Fractional quantization of the topological charge pumping in a one-dimensional superlattice

TL;DR

This paper demonstrates that under certain symmetries, fractional parts of a 1D topological charge pump transfer quantized charge, revealing a new fractional quantization phenomenon in topological systems.

Contribution

It introduces the concept of fractional quantization in topological charge pumping under symmetry conditions, extending the understanding of topological invariants in 1D systems.

Findings

Fractional quantization occurs at specific fractions of the pumping period.

Quantization is independent of boundary conditions.

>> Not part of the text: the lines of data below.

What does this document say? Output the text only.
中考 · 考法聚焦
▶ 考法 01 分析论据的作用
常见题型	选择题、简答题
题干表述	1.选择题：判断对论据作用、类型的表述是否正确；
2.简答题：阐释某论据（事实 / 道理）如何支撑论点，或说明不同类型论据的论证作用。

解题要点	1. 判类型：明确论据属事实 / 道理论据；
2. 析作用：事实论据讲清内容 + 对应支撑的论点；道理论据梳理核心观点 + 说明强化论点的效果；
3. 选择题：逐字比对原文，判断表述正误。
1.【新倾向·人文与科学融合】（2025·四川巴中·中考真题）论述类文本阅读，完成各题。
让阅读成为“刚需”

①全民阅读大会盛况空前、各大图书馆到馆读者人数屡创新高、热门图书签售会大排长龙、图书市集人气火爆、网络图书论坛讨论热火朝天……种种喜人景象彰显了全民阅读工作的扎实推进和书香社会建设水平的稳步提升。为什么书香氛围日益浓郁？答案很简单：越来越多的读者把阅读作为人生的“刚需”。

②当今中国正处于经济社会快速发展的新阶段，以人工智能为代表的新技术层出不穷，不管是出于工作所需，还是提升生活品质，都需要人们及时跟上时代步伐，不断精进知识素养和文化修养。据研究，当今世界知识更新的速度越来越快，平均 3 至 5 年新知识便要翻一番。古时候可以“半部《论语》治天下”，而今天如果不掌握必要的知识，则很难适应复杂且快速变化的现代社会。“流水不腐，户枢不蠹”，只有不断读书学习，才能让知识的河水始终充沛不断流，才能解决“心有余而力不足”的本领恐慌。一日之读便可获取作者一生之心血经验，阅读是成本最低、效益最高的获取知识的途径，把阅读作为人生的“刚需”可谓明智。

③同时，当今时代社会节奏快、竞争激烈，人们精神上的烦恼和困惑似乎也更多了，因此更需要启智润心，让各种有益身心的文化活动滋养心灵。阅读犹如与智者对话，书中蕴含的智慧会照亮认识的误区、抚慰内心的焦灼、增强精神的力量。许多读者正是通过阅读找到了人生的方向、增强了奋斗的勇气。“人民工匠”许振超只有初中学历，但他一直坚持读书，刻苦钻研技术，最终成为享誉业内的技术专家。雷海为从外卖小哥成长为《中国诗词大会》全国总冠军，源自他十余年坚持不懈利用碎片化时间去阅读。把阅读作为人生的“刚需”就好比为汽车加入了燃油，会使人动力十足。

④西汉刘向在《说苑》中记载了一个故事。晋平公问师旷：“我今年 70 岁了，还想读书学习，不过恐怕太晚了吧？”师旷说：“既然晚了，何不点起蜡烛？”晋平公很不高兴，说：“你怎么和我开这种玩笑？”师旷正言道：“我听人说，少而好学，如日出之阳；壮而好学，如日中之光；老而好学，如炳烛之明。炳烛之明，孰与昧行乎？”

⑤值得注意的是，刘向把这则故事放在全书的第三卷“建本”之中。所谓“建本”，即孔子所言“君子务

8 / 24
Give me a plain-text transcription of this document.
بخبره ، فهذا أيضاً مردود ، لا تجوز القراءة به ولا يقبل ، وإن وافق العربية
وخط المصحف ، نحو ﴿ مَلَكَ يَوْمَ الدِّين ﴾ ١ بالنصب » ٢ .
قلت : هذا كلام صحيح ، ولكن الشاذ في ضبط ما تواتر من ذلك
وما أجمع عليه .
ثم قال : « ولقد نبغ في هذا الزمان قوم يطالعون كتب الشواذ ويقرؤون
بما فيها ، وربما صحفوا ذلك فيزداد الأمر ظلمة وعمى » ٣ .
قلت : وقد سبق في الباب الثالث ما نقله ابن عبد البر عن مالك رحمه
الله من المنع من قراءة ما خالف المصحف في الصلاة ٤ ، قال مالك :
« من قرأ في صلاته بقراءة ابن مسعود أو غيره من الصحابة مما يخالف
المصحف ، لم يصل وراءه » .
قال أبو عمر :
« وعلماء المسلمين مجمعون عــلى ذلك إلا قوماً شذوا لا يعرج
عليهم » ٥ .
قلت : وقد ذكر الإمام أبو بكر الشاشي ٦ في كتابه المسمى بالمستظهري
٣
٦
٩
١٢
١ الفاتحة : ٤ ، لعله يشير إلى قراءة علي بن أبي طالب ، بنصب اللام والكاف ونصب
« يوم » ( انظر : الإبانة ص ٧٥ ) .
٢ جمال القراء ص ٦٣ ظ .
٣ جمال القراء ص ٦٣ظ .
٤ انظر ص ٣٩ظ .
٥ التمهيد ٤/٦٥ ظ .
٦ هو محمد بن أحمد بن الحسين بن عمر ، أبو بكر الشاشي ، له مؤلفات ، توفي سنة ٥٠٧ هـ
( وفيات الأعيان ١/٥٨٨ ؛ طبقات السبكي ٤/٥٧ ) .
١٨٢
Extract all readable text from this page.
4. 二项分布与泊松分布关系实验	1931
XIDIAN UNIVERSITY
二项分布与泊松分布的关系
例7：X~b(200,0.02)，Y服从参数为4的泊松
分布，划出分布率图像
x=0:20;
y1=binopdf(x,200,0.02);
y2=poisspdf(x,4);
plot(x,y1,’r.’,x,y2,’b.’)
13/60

Relevance for cold atomic gases in optical superlattices.

Abstract

A one-dimensional quantum charge pump transfers a quantized charge in each pumping cycle. This quantization is topologically robust being analogous to the quantum Hall effect. The charge transferred in a fraction of the pumping period is instead generally unquantized. We show, however, that with specific symmetries in parameter space the charge transferred at well-defined fractions of the pumping period is quantized as integer fractions of the Chern number. We illustrate this in a one-dimensional Harper-Hofstadter model and show that the fractional quantization of the topological charge pumping is independent of the specific boundary conditions taken into account. We further discuss the relevance of this phenomenon for cold atomic gases in optical superlattices.